1. Doğduğu gün, takvim yaprağındaki üç ismi beğenmemişti annesi akaki'nin. Sonraki ve sonraki yapraktaki isimleri de. En iyisi babasının adıyla anılsın dedi. Böyle başladı akaki akakiyeviç'in sıradan ızdıraplı hayatı.

    O'nun hayatını nikolay vasilyeviç gogol 1842 yılında yazıp yayımladı.
    68 sayfalık bir kitap olmasına rağmen, koskocaman roman okumuş gibi bir derin anlatı var öyküde. İnsanın o zamanda da, şimdi de ve o zaman ile şimdi arasında da aynı şartlar altında yaşadığını bildiriyor bize.
    Tüm o zamanlar boyunca, köleleştiren, tüketen, güçsüzleştiren, bağımlılaştıran, zorunda bırakan ve değişmesini isteyenleri ama küçülttüğü için etkisizleştiren bir sistem. Aynı şimdiki gibi.

    Ne kadar doğru, etik, olması gereken bir durum olsa da, sistemin değiştirilemeyecek kadar büyük oluşu hasebiyle daima abukluklar ve sömürü içinde yaşanılacağının anlatısı. Bürokrasi, önyargılar, yılgınlıklar, kendine "iyi" bir yer kapanın aman hiçbir şey değişmesin ki durumum bozulmasın çırpınışları.

    Şimdiye örneklemek gerek; tecavüz, taciz, şantaj, soygun, tehdit v.b. durumların senelerden beri asla azalmaması neden? Birsürü neden sayılır değil mi? Peki senelerce, o kadar hakim, avukat, savcı, kanun, mahkeme, parlemento, milletvekili, başbakan, cumhurbaşkanı değişmesine rağmen, yani sistemi oluşturan mekanizmaların hatta sistemin kendisinin bile değişmesine rağmen neden azalmıyor?

    5 yaşında bir çocuğa tecavüz ediliyor, ortalık ayağa kalkıyor. sonra susuyor. Sonra tekrar. Ne kadar istesek de asla etki edemeyişimizin sebebi sistem mi, yoksa insanların yılgınlığı mı, yoksa insanın kendisini küçücük görmesi elimden ne gelir ki demesi mi? Belki hepsi, belki hiçbiri.

    Çalışmak, şart. Çalışmak için hayatta kalmak, sağlıklı kalmak zorunluluk. Hayatta kalmak için, hasta olmamak gerek. Hasta olmamak için yaşama koşullarının belli bir standart üstünde olması lazım.
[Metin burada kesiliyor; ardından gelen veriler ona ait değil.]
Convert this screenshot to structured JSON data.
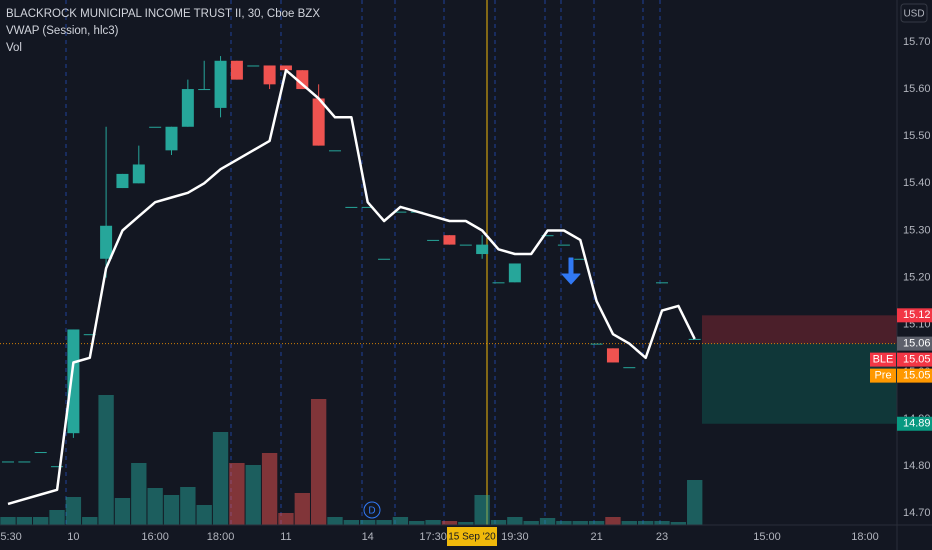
{
  "chart_data": {
    "type": "candlestick",
    "title": "BLACKROCK MUNICIPAL INCOME TRUST II, 30, Cboe BZX",
    "indicator": "VWAP (Session, hlc3)",
    "volume_label": "Vol",
    "currency": "USD",
    "crosshair_label": "15 Sep '20",
    "categories": [
      "15:30",
      null,
      null,
      null,
      "10",
      null,
      null,
      null,
      null,
      "16:00",
      null,
      null,
      null,
      "18:00",
      null,
      null,
      null,
      "11",
      null,
      null,
      null,
      null,
      "14",
      null,
      null,
      null,
      "17:30",
      null,
      null,
      null,
      null,
      "19:30",
      null,
      null,
      null,
      null,
      "21",
      null,
      null,
      null,
      "23",
      null,
      null
    ],
    "future_labels": [
      "15:00",
      "18:00"
    ],
    "open": [
      14.81,
      14.81,
      14.83,
      14.8,
      14.87,
      15.08,
      15.24,
      15.39,
      15.4,
      15.52,
      15.47,
      15.52,
      15.6,
      15.56,
      15.66,
      15.65,
      15.65,
      15.65,
      15.64,
      15.58,
      15.47,
      15.35,
      15.35,
      15.24,
      15.34,
      15.34,
      15.28,
      15.29,
      15.27,
      15.25,
      15.19,
      15.19,
      null,
      15.29,
      15.27,
      15.24,
      15.06,
      15.05,
      15.01,
      null,
      15.19,
      null,
      15.07
    ],
    "high": [
      14.81,
      14.81,
      14.83,
      14.8,
      15.09,
      15.08,
      15.52,
      15.42,
      15.48,
      15.52,
      15.52,
      15.62,
      15.66,
      15.67,
      15.66,
      15.65,
      15.65,
      15.65,
      15.64,
      15.61,
      15.47,
      15.35,
      15.35,
      15.24,
      15.34,
      15.34,
      15.28,
      15.29,
      15.27,
      15.29,
      15.19,
      15.23,
      null,
      15.29,
      15.27,
      15.24,
      15.06,
      15.05,
      15.01,
      null,
      15.19,
      null,
      15.07
    ],
    "low": [
      14.81,
      14.81,
      14.83,
      14.8,
      14.86,
      15.08,
      15.2,
      15.39,
      15.4,
      15.52,
      15.46,
      15.52,
      15.6,
      15.54,
      15.62,
      15.65,
      15.6,
      15.64,
      15.6,
      15.48,
      15.47,
      15.35,
      15.35,
      15.24,
      15.34,
      15.34,
      15.28,
      15.27,
      15.27,
      15.24,
      15.19,
      15.19,
      null,
      15.29,
      15.27,
      15.24,
      15.06,
      15.02,
      15.01,
      null,
      15.19,
      null,
      15.07
    ],
    "close": [
      14.81,
      14.81,
      14.83,
      14.8,
      15.09,
      15.08,
      15.31,
      15.42,
      15.44,
      15.52,
      15.52,
      15.6,
      15.6,
      15.66,
      15.62,
      15.65,
      15.61,
      15.64,
      15.6,
      15.48,
      15.47,
      15.35,
      15.35,
      15.24,
      15.34,
      15.34,
      15.28,
      15.27,
      15.27,
      15.27,
      15.19,
      15.23,
      null,
      15.29,
      15.27,
      15.24,
      15.06,
      15.02,
      15.01,
      null,
      15.19,
      null,
      15.07
    ],
    "vwap": [
      14.72,
      14.73,
      14.74,
      14.75,
      15.02,
      15.03,
      15.22,
      15.3,
      15.33,
      15.36,
      15.37,
      15.38,
      15.4,
      15.43,
      15.45,
      15.47,
      15.49,
      15.64,
      15.61,
      15.58,
      15.54,
      15.54,
      15.36,
      15.32,
      15.35,
      15.34,
      15.33,
      15.32,
      15.32,
      15.3,
      15.26,
      15.25,
      15.25,
      15.3,
      15.3,
      15.28,
      15.15,
      15.08,
      15.06,
      15.03,
      15.13,
      15.14,
      15.07
    ],
    "volume": [
      8,
      8,
      8,
      15,
      28,
      8,
      130,
      27,
      62,
      37,
      30,
      38,
      20,
      93,
      62,
      60,
      72,
      12,
      32,
      126,
      8,
      5,
      5,
      5,
      8,
      4,
      5,
      4,
      3,
      30,
      5,
      8,
      4,
      7,
      4,
      4,
      4,
      8,
      4,
      4,
      4,
      3,
      45
    ],
    "up_color": "#26a69a",
    "down_color": "#ef5350",
    "vwap_color": "#ffffff",
    "ylim": [
      14.6222,
      15.7889
    ],
    "yticks": [
      {
        "value": 14.7,
        "label": "14.70"
      },
      {
        "value": 14.8,
        "label": "14.80"
      },
      {
        "value": 14.9,
        "label": "14.90"
      },
      {
        "value": 15.0,
        "label": "15.00"
      },
      {
        "value": 15.1,
        "label": "15.10"
      },
      {
        "value": 15.2,
        "label": "15.20"
      },
      {
        "value": 15.3,
        "label": "15.30"
      },
      {
        "value": 15.4,
        "label": "15.40"
      },
      {
        "value": 15.5,
        "label": "15.50"
      },
      {
        "value": 15.6,
        "label": "15.60"
      },
      {
        "value": 15.7,
        "label": "15.70"
      }
    ],
    "price_markers": [
      {
        "value": 15.12,
        "color": "#f23645"
      },
      {
        "value": 15.06,
        "color": "#5d606b"
      },
      {
        "name": "BLE",
        "value": 15.05,
        "color": "#f23645"
      },
      {
        "name": "Pre",
        "value": 15.05,
        "color": "#ff9800"
      },
      {
        "value": 14.89,
        "color": "#089981"
      }
    ],
    "dividend": "D"
  }
}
Fakat gel gör ki o standartın üstüne çıkmak için daha çok çalışmak ve hatta farklı yerlerden de para kazanabiliyor olmak gerek.

    Yani çalışabilmenin koşulu da daha çok çalışmak.

    İşte bu koşullarda, bir zorunluluğu halletmeye çalışan adamın adı akaki akakiyeviç ve onun dramının adı şinel, yahut çevrilmiş ve yayımlanmış kitabın adıyla .

    Bu trajik öykünün gerçekliğinde dolaşırken, birdenbire başka bir yere çekiyor bizi gogol.
    Gerçek değil bu diye düşünebilirsiniz. Fakat içinde bulunduğumuz bu sistem ne kadar akla yatkın, ne kadar doğru ki gogol'un bizi çektiği yerin akla yatkın olmadığını söyleyebilelim?

    Hayatının büyük kısmını bir zorunluluğa yatırıp, üstelik o zorunluluğun da bir sonraki zorunluluğa kadar idare edip, bir sonraki zorunluluğu elde edebilecek kadar birikim yapmak, üstelik onun da sadece sorunu ötelemekten başka bir işe yaramayacak olması.

    Çok mu karışık oldu?
    E olur tabii, hepimiz o palto'dan çıktık demedi mi dostoyevski?

    Okumanın şart olduğu kitaplardan biri olmalı.